以青笑着搀起他.对冯王平和于冕说道:“咱们走吧.他來带路.”
于冕嘟嘟囔囔的背起自己和以青的包袱.看冯王平正瞧着他.便忙把她的包袱也背上肩头.最后又把那个装满细软的包袱抱在怀里.看起來好像一棵树.

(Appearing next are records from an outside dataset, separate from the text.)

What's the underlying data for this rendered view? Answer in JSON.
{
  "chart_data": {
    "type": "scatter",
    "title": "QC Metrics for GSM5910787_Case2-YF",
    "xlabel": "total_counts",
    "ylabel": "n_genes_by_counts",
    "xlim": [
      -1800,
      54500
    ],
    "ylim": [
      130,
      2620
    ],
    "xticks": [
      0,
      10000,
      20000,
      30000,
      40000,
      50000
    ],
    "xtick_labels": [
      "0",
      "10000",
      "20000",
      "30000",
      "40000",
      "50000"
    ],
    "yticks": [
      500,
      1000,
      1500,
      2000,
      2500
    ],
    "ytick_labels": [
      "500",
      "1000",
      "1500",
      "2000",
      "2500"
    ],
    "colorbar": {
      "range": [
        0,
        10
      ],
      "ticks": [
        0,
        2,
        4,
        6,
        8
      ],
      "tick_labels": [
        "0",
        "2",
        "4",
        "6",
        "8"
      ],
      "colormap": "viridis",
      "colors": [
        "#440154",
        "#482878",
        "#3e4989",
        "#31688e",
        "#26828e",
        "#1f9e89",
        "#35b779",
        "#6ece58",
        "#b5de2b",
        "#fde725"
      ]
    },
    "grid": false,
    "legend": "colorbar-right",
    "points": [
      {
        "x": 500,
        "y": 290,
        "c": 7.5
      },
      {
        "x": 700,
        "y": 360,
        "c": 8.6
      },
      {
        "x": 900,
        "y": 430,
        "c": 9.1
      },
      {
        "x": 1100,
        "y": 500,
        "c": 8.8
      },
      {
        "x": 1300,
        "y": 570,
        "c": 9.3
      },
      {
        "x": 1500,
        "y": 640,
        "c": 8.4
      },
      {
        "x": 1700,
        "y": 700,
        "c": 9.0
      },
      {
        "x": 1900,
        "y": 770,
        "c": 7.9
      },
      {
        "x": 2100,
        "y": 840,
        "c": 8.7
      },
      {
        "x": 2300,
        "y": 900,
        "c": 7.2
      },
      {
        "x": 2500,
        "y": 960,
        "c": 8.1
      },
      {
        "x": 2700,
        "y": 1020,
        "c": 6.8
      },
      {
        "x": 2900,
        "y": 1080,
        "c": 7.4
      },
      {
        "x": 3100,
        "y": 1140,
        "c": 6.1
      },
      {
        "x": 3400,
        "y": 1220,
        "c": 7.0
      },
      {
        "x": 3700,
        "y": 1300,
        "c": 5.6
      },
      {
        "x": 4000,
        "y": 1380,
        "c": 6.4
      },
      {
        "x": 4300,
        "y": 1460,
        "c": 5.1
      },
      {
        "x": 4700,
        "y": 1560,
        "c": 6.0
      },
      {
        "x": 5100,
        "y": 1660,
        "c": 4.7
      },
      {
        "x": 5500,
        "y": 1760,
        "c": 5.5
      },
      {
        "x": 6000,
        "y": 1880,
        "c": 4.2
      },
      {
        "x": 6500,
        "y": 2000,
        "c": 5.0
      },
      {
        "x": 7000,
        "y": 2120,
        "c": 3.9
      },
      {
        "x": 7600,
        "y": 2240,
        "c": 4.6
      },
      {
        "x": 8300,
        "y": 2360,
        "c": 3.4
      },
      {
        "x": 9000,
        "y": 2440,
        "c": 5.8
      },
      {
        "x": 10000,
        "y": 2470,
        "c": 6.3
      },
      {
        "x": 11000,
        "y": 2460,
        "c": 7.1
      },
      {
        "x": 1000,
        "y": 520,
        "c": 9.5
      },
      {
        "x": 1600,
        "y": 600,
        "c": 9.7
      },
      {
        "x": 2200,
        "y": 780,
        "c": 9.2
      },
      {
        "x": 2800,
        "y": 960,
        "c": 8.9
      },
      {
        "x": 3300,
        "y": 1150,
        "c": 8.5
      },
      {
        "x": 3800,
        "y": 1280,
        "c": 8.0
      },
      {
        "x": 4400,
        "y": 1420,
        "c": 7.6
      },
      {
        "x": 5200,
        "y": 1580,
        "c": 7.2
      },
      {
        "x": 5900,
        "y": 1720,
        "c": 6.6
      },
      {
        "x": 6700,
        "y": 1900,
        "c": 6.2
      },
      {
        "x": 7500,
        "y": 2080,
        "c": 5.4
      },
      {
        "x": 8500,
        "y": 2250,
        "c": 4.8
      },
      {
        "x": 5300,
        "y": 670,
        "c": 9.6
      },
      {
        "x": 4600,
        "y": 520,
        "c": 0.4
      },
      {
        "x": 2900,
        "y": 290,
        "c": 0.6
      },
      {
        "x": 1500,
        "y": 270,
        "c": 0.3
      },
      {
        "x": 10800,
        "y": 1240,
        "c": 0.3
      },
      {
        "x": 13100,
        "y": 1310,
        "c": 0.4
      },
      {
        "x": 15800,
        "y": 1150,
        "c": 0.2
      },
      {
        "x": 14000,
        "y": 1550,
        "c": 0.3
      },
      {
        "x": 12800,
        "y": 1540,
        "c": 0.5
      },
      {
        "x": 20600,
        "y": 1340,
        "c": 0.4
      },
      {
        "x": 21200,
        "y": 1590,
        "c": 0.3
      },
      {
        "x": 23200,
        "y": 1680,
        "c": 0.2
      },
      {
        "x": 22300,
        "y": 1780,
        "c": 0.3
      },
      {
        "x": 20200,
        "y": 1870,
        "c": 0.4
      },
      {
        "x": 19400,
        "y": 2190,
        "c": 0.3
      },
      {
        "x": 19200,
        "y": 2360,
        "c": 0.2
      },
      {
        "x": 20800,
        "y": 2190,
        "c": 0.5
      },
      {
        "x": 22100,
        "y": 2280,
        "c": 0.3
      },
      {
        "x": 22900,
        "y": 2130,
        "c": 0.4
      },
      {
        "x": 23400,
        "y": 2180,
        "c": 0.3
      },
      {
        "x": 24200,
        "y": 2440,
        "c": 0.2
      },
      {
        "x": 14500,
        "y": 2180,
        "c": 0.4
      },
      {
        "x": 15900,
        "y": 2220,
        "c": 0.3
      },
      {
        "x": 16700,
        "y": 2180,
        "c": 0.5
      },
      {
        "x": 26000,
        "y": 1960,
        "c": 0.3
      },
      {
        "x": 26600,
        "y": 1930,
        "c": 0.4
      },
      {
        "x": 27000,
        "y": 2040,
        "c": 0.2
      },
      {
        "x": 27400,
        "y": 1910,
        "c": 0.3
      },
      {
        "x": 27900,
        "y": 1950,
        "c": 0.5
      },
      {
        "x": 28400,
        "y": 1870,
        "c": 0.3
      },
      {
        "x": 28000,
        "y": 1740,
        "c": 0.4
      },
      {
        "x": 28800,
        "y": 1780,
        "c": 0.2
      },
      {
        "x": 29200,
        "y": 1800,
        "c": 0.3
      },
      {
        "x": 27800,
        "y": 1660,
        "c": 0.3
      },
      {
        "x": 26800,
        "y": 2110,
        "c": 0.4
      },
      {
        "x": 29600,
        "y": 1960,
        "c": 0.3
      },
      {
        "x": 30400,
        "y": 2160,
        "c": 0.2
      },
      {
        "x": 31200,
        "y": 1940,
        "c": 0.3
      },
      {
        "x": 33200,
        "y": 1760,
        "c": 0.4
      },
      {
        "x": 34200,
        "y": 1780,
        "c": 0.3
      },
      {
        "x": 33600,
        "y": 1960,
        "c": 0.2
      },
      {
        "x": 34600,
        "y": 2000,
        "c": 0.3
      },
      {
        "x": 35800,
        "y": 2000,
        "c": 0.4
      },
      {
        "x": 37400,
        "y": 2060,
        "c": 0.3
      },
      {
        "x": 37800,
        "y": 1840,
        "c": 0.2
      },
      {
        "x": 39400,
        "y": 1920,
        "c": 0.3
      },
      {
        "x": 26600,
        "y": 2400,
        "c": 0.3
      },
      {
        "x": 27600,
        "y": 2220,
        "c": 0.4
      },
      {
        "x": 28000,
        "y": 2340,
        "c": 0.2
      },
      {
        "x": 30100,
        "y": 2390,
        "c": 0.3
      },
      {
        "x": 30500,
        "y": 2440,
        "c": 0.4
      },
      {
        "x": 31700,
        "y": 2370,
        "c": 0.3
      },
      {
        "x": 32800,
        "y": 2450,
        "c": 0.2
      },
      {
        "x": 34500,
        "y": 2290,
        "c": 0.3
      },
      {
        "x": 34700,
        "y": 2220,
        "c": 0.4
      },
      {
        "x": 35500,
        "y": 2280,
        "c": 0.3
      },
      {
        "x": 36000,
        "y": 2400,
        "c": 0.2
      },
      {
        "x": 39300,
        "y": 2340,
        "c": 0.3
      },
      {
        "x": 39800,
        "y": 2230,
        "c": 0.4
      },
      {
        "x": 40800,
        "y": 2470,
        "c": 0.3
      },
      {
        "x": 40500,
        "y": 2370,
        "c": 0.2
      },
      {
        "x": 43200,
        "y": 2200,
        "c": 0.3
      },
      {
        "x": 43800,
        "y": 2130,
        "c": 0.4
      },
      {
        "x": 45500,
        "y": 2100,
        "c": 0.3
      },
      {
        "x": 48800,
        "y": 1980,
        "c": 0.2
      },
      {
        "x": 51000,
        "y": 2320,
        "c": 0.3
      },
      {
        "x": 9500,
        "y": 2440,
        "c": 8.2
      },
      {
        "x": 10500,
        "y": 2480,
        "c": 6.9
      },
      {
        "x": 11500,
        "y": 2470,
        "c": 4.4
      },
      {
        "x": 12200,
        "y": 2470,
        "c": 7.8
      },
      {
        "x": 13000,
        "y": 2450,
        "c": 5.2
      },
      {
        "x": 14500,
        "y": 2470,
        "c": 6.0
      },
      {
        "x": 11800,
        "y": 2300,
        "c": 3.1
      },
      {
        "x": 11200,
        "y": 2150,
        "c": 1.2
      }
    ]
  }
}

以青看他吃力.想帮他分担些.却被于冕固执地躲开了:“不用不用.”
“嗯.”以青一愣.这是在跟自己闹别扭么.“怎么了.于哥哥.”
“沒什么.就是.就是……”于冕磨磨唧唧地不肯说.
在一旁走的冯王平轻声一笑:“男子汉大丈夫.被人说一句就生气啦.气量也太小了些.”
于冕一急.分辨道:“我哪里气量小了.我只是……只是……”
以青忙笑道:“于哥哥.你是生我的气了么.因为我刚才的语气不太好.那.对不起啦.于哥哥.接受青儿的赔罪吧.”
“不是……不是……哎呀.我不会生青妹妹的气.只是气……自己笨罢了.不能明白你的心思.”于冕支支吾吾地解释道.拿眼偷偷的瞧着以青.一脸的受气样.
以青笑了笑.真是孩子心性.一回身发现自己身后还跟着一个人.正是暗哨十一.
“你……你怎么不回树上去.”以青看着他寸步不离的跟着自己.有些奇怪.
“回主人.属下已经露了相.从今后.暗哨变明岗.按规矩.成为主人的随身侍卫.”
以青上下打量起他.一身黑衣.背上露出长长的剑柄.比自己高出一个头.跟于冕差不多.身形却精瘦许多.可能是饿的.否则眼角怎么那么犀利.目光沉沉.像一头饿狼.
这人的气场很奇怪.看起來很强势.却又让人不容易察觉到他的存在.好像可以随时消失一样.以青不再盯着他瞧.目光下行.却见他两手空空.调皮一笑.问道:“那.你怎么不帮我们拿东西.”
“回主人.属下不能.”十一仍旧面无表情.
“哦.什么原因.说來听听.”以青却來了兴致.
“属下的职责是保护主人的安全.若是双手抱满杂物.则不能在第一时间迅速做出反应.会陷主人至于险地.”